Some chefs like to spend hours sharpening their knifes with wet stones. Others are just going to run it through a power sharpener and get on their way.
I like to focus my craft in places other than the terminal.
Different strokes I guess. Personally I think any time spent tinkering with the shell is a waste of time: a basic, zero-customization bash is just as good at doing things for me as a shell that I've messed around with the settings on for ages. So I don't waste time on customizing my shell because it provides no value to me, while those who get value can spend the time. We both win.
there's some nuance to this. people might want to spend minimal time hacking on their shell and more time hacking on things they find interesting that are not related to shell setup (and also not webshit). besides even if its webshit, what makes you say shell setup hacking is more or less interesting compared to webshit hacking. the term webshit itself implies you view it as less interesting than shell setup -- fair if thats your pov, but doesnt make it intrinsic.

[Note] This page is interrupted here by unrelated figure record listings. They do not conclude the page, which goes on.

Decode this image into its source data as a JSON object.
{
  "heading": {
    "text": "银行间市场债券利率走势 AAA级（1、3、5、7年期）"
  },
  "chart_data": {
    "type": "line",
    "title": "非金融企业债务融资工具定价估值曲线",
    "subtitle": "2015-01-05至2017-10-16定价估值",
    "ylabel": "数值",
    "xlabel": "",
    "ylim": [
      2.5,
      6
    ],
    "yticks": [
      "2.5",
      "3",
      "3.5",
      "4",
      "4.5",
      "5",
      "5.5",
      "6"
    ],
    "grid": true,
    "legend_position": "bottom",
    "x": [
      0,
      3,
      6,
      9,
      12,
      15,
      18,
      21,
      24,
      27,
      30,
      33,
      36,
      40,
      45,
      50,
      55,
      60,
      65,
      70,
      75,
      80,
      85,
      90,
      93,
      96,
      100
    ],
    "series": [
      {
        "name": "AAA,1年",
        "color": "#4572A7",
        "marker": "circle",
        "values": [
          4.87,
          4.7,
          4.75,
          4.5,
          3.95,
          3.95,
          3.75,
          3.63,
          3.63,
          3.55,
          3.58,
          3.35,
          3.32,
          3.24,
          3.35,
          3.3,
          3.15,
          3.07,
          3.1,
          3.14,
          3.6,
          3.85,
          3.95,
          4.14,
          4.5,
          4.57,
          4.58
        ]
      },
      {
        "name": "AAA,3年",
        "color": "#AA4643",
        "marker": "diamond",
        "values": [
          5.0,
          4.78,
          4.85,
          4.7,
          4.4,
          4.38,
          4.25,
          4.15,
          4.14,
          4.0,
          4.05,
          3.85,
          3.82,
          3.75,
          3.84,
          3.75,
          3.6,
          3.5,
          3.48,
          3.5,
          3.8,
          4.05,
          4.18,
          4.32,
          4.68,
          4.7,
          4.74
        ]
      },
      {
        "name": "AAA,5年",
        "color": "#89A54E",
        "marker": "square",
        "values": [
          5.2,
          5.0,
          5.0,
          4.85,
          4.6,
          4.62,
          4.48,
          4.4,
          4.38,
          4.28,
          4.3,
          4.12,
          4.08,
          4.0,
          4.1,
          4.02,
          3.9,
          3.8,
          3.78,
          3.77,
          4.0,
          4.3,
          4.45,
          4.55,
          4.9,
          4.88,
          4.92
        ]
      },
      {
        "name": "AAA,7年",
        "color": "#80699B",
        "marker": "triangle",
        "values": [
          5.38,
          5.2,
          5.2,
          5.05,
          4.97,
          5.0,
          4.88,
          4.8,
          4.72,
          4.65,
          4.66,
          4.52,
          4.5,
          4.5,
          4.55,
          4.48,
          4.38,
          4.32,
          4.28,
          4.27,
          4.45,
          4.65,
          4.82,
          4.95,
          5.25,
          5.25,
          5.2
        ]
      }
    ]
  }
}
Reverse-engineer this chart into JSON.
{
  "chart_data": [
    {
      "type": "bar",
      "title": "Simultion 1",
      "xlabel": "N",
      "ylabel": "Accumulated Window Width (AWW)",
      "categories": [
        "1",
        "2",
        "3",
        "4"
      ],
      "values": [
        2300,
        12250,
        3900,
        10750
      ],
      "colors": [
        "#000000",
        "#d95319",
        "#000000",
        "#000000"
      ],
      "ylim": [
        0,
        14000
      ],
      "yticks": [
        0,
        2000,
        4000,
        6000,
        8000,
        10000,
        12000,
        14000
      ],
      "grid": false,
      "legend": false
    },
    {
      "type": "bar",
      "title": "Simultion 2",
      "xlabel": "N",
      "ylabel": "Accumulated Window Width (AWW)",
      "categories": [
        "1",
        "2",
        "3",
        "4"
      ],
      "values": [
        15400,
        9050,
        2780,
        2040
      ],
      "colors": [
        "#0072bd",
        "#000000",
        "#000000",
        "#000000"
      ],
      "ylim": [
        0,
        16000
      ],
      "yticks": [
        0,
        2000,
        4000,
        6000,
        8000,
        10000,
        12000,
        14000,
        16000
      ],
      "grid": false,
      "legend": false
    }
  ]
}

> important webshit to build
hackernews: where a large portion of programmers are considered inferior because of the domain they work in (the domain where hackernews also lives)
It’s more that tired experience has taught that of the various disciplines, web devs are the most likely to have a shaky-at-best understanding of fundamentals, and thus do silly things like assume network calls will never fail, or store everything in JSON blobs and then wonder why their queries are slow.
I’ve also worked with some awesome web devs, to be fair.
Time is finite.
I could spend that time tinkering with the internals of an ad-hoc informal system cobbled together in the 1970s and held together by spit and glue.
Or I could just not do that.
Also, the implication that fiddling with shell scripts is somehow a better engineering/programming practice than web programming is laughable at best.
Hacker News: Where the hackers don't want to think about the code required to build the webshit nor the command-line nonsense used to write it, because the agents will take care of all that.